I made some progress by adding 'b' to my python open()'s, but when reading using os.read(), how does one convince jython to return a str instead of a unicode type?  It seems to mostly return a unicode object, but sometimes to return a str object - from the same open.  Jython on Linux doesn't appear to have an os.O_BINARY.

I've been using os.open+os.read, because it appears to return bytes on both CPython 2.x (including PyPy) and CPython 3.x, but that doesn't appear to be the case in Jython 2.5.2.
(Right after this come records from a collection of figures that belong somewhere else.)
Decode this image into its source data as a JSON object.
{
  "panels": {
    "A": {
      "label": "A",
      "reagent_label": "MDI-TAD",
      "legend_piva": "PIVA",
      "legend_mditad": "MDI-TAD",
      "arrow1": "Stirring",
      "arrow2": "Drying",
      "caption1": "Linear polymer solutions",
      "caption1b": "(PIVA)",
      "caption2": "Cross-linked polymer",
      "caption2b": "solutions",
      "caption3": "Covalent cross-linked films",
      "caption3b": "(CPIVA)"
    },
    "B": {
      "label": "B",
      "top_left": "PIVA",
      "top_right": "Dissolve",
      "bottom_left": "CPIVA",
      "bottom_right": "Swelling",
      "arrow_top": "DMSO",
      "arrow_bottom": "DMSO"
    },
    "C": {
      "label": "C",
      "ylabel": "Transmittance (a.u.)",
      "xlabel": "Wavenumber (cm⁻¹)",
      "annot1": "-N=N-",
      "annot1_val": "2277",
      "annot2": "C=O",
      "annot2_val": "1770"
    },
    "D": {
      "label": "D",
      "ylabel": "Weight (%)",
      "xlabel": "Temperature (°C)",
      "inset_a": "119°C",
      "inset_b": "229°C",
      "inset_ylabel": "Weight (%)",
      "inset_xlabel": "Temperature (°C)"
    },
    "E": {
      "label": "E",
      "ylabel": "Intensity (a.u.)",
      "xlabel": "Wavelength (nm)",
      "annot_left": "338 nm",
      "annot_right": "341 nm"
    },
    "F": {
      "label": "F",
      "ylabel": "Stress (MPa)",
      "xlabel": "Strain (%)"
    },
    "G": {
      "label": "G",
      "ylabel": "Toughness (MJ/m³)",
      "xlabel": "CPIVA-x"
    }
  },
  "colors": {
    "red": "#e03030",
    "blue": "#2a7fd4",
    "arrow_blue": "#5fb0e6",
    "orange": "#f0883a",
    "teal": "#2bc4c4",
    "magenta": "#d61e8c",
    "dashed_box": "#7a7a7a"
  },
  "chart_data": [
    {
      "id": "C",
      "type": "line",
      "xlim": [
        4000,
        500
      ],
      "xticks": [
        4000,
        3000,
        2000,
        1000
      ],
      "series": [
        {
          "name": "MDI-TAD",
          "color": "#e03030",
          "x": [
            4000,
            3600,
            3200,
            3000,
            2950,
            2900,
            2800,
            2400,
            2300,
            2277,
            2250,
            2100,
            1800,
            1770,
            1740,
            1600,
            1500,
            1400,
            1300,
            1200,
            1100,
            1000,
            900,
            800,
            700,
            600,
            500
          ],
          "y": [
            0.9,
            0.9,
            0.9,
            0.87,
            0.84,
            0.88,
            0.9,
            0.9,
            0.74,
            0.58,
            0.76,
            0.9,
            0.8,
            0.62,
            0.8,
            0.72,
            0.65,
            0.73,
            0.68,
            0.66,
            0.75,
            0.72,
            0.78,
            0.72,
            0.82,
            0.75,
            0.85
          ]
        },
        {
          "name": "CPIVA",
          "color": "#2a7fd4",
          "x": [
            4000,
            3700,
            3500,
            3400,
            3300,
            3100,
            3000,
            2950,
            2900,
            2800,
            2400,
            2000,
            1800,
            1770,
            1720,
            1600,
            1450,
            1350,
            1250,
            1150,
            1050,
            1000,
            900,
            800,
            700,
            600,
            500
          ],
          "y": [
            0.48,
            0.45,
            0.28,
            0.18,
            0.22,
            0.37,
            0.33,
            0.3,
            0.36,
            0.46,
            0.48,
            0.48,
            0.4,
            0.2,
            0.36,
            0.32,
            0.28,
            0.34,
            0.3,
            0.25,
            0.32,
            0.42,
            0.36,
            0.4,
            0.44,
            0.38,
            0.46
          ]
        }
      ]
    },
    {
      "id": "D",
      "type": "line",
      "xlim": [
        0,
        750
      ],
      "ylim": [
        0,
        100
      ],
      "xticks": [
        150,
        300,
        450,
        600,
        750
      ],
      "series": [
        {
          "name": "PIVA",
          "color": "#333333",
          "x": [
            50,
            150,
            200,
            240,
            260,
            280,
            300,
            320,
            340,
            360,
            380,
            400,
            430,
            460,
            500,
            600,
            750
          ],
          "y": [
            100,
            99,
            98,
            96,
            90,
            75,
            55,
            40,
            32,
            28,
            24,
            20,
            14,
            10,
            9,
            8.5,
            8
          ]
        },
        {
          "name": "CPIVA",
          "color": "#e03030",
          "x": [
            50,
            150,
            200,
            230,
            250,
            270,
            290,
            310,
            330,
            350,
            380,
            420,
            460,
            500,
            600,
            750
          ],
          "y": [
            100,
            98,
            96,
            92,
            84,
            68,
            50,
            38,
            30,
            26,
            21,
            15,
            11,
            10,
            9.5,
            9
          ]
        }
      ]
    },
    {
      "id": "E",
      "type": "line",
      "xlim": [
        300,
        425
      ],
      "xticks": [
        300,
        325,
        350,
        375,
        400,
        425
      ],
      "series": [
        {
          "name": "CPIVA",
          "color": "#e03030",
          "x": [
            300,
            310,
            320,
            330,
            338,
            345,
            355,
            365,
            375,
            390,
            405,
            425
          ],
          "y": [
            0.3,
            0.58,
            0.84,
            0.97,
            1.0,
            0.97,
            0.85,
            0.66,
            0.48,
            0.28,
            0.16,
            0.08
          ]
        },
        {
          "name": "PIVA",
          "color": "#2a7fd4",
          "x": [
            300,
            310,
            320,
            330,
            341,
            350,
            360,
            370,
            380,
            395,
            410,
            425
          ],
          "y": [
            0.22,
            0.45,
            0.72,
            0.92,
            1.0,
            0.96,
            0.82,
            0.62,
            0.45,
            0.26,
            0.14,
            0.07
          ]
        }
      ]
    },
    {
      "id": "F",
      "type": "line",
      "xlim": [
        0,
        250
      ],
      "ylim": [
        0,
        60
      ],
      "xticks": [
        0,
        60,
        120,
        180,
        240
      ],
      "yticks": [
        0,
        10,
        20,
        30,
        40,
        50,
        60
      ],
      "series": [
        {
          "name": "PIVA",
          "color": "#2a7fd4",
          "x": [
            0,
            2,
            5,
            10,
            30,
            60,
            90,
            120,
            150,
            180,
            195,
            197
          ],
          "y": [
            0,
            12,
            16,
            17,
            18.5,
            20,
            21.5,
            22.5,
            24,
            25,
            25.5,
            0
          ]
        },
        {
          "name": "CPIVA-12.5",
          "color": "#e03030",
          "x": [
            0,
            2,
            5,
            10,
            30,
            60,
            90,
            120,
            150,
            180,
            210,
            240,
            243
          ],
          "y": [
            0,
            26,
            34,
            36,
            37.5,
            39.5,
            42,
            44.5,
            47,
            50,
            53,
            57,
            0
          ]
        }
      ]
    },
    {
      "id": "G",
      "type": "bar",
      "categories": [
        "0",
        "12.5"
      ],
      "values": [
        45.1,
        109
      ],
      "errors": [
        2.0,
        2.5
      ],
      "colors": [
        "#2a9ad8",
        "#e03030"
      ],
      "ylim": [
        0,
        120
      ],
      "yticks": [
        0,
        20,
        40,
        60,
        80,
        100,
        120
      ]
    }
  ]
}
>> I'd like to support Jython in my opensource python2x3 module, but
>> Jython's string handling seems different enough from that of other
>> Pythons that I'm not clear on how to do so.  I found an article saying
>> that if you do a binary read in Jython, you'll get a binary str that
>> just keeps the high bytes zeroed
> Link? Sounds a little odd.

Finding the original link I read is proving somewhat time consuming, but here's something a bit similar that sounds more promising than what I read before.  Apparently str behavior changed in jython 2.5, so perhaps the original link I read was out of date:


Prior to the 2.5.0 release of Jython, there was only one string type. The string type in Jython supported full two-byte Unicode characters and all functions contained in the string module are Unicode-aware. If the u’’ string modifier was specified, it was ignored by Jython. Since the release of 2.5.0, strings in Jython are treated just like those in CPython, so the same rules will apply to both implementations. It is also worth noting that Jython uses character properties from the Java platform. Therefore properties such as isupper and islower, which we will discuss later in the section, are based upon the Java properties.

>> , but I didn't notice anything about
>> converting from one (always zero high bytes to nonzero high bytes, for
>> EG) to the other.
>> Python2x3's at http://stromberg.dnsalias.org/svn/python2x3/trunk - and
>> I'm including a copy at the bottom of this message.
> The worst problem in writing cross-version code is entering unicode/byte
> literals.
> Does Python2x3 solve this somehow?

python2x3.string_to_binary() addresses this to some extent.  You give it a str literal (or other str), and it converts it to bytes on 3.x (assuming latin-1), and leaves it as str on 2.x.  It's more typing than adding a b prefix, but it seems to work fine.